Ha sonbahar gelmiş;
Sarısını hüznümden, serinliğini yüreğimden damıtıp...
Ha gündüze küsmüşüm...
Boynumun büküklüğüne bahanem çok!
Gözyaşı ustasıyım; işsiz...
Ve yalnız...
***
(Sonra seni düşündüm...
Bir an! Ey sevgili!
"Ahir zaman" deyip geçiştirmek çok zor!
Ne kılıcımda kan izi var. Ne muhabbetin dindiriyor acımı. Bu hal nedir?)
***
Şiir aramayın enkazımda...
Ha sonbahar gelmiş; ha gündüze küsmüşüm...

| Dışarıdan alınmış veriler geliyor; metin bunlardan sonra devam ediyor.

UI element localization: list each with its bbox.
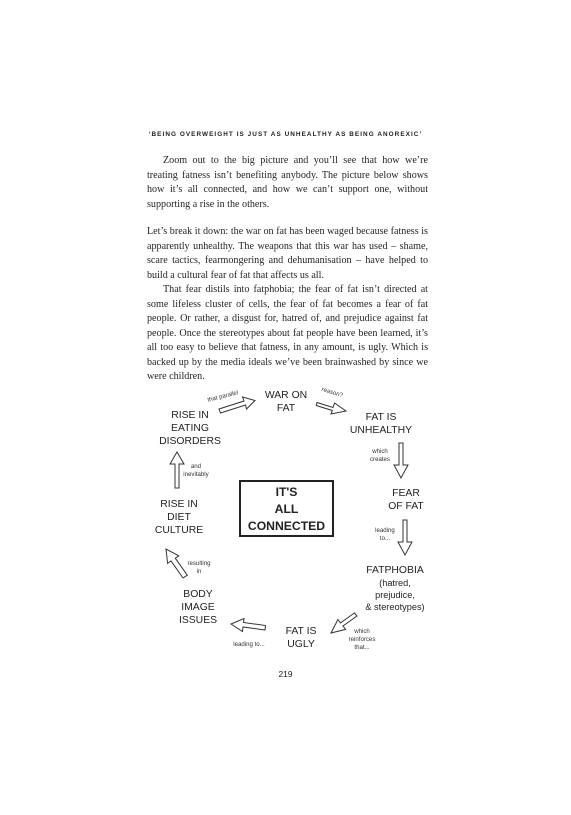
- arrow-to-fat-is-unhealthy: [316, 403, 346, 415]
- node-fatphobia: FATPHOBIA: [366, 565, 424, 576]
- center-label: IT'S ALL CONNECTED: [247, 485, 326, 533]
- paragraph-1: Zoom out to the big picture and you’ll see that how we’re treating fatness isn’t benefiting anybody. The picture below shows how it’s all connected, and how we can’t support one, without supporting a rise in the others.: [147, 155, 428, 210]
- center-box: [239, 480, 334, 537]
- paragraph-3: That fear distils into fatphobia; the fear of fat isn’t directed at some lifeless cluster of cells, the fear of fat becomes a fear of fat people. Or rather, a disgust for, hatred of, and prejudice against fat people. Once the stereotypes about fat people have been learned, it’s all too easy to believe that fatness, in any amount, is ugly. Which is backed up by the media ideals we’ve been brainwashed by since we were children.: [147, 284, 428, 382]
- node-fat-is-ugly: FAT IS UGLY: [285, 626, 317, 650]
- node-fatphobia-detail: (hatred, prejudice, & stereotypes): [365, 578, 425, 612]
- page-number: 219: [278, 669, 293, 679]
- connector-leading-to-1: leading to...: [375, 527, 395, 542]
- arrow-to-body-image: [231, 619, 266, 632]
- node-body-image-issues: BODY IMAGE ISSUES: [178, 589, 218, 626]
- connector-which-reinforces: which reinforces that...: [348, 628, 376, 651]
- connector-that-parallel: that parallel: [206, 389, 240, 404]
- paragraph-2: Let’s break it down: the war on fat has been waged because fatness is apparently unhealthy. The weapons that this war has used – shame, scare tactics, fearmongering and dehumanisation – have helped to build a cultural fear of fat that affects us all.: [147, 226, 428, 281]
- node-fear-of-fat: FEAR OF FAT: [388, 488, 424, 512]
- connector-leading-to-2: leading to...: [233, 641, 265, 648]
- node-rise-in-diet-culture: RISE IN DIET CULTURE: [154, 499, 204, 536]
- connector-and-inevitably: and inevitably: [183, 463, 209, 478]
- running-head: ‘BEING OVERWEIGHT IS JUST AS UNHEALTHY AS BEING ANOREXIC’: [148, 131, 423, 138]
- node-fat-is-unhealthy: FAT IS UNHEALTHY: [349, 412, 413, 436]
- connector-resulting-in: resulting in: [187, 560, 211, 575]
- node-war-on-fat: WAR ON FAT: [264, 390, 308, 414]
- connector-which-creates: which creates: [370, 448, 390, 463]
- connector-reason: reason?: [320, 385, 344, 400]
- node-rise-in-eating-disorders: RISE IN EATING DISORDERS: [159, 410, 221, 447]
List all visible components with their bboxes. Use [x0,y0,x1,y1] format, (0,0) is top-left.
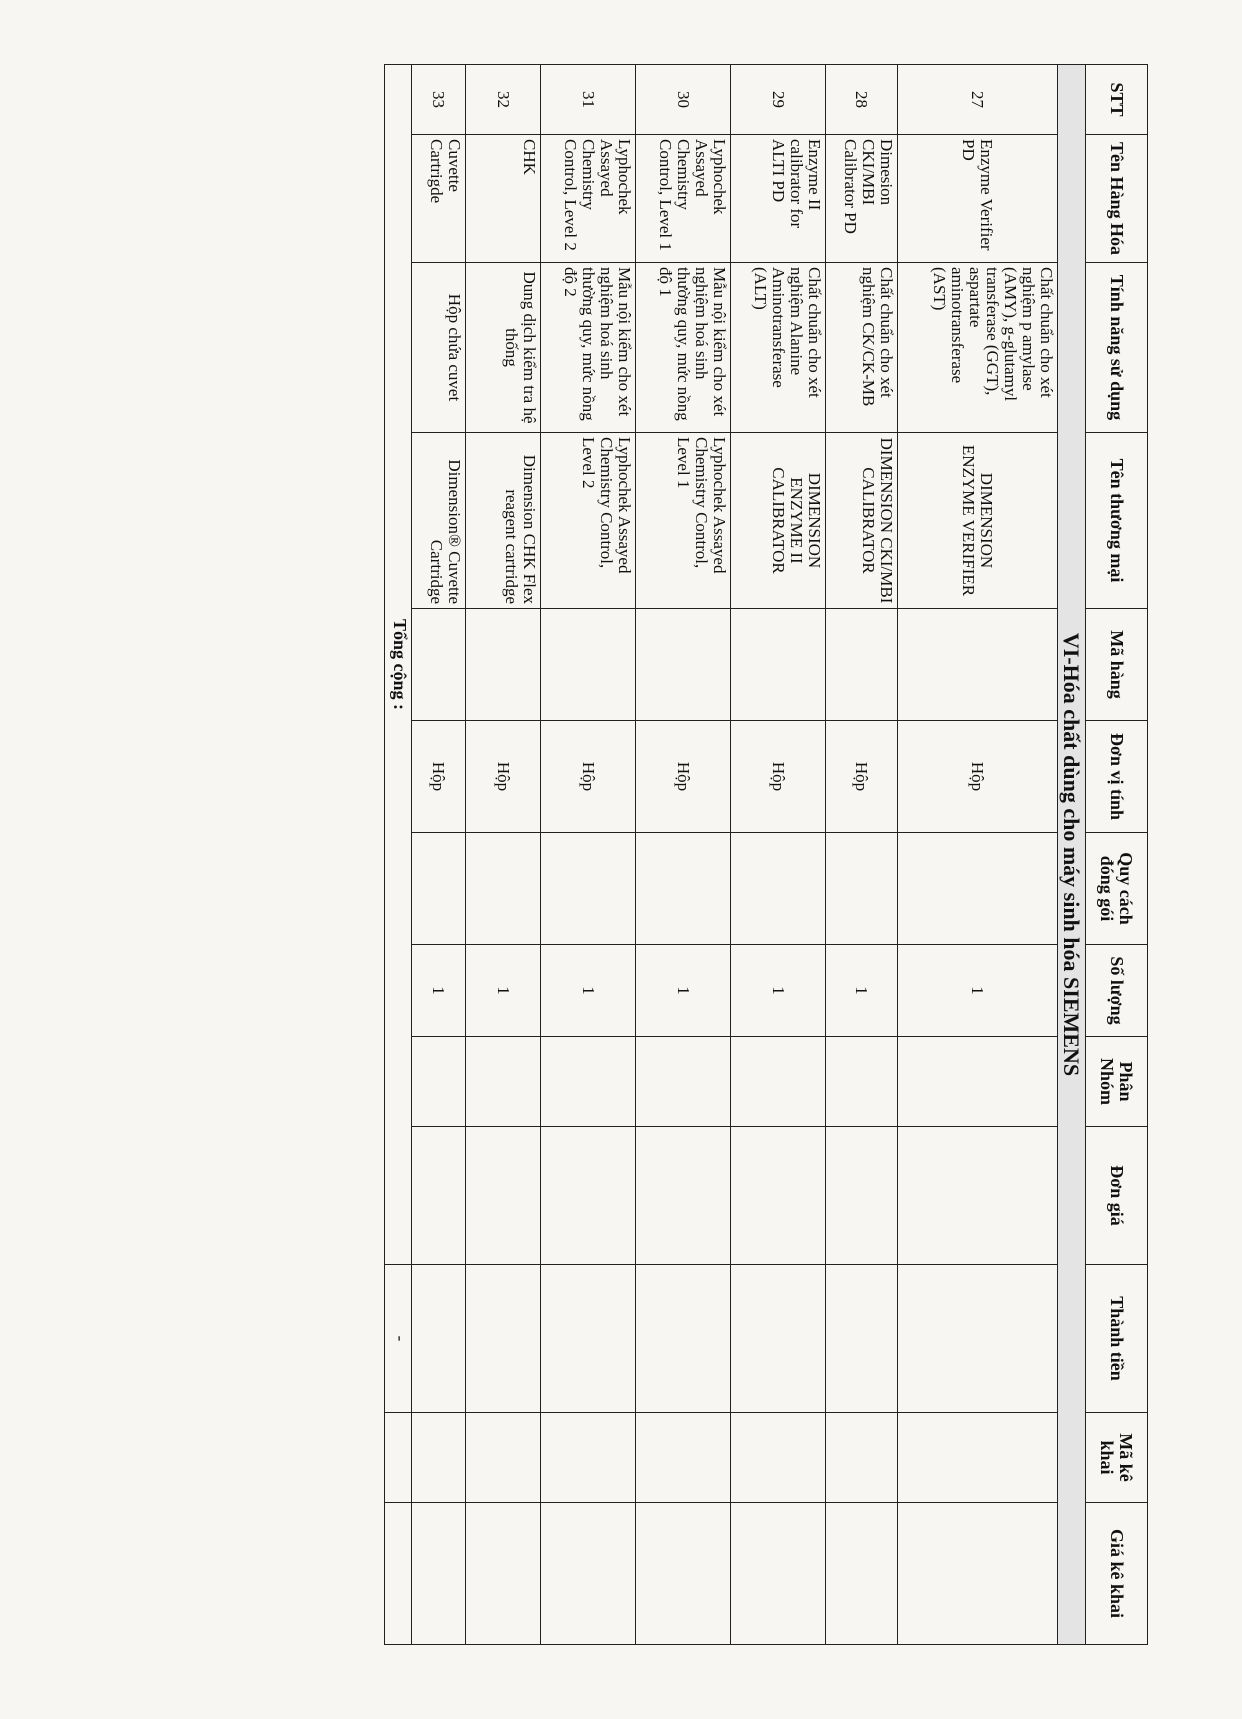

'Aşk yâresi' anlatmaz hâlimi,
Aşk bendim!
***
(Adını koyamadığımız bu işte: Bin kere düşüp, bin kere kalktık ayağa...
Çokça haykırıp, çokça sindik... Aynada suretimiz yok şimdi...)
***
Şimdi bir musalla taşından seyrediyorum gökyüzünü...
Akşam sonrası, alacakaranlık.
Çıplak dalların arasından; koyu bulutlar...
Hiçbir şeyin vakti değil; avlu bomboş...
Sözün bittiği yerdeyim yani...
Yani her şey nafile...
***
(Biliyorum; son nefesten önce ölünmez.
Biliyorum; hâlâ buradayız.
Biliyorum; bu miras bizim...)
***
Gözyaşı ustasıyım; işsiz...
Ve yalnız...
Acımı ezan dindirir!
***
(Uzaklardan edilmiş bir dua uçup gelir başucuma...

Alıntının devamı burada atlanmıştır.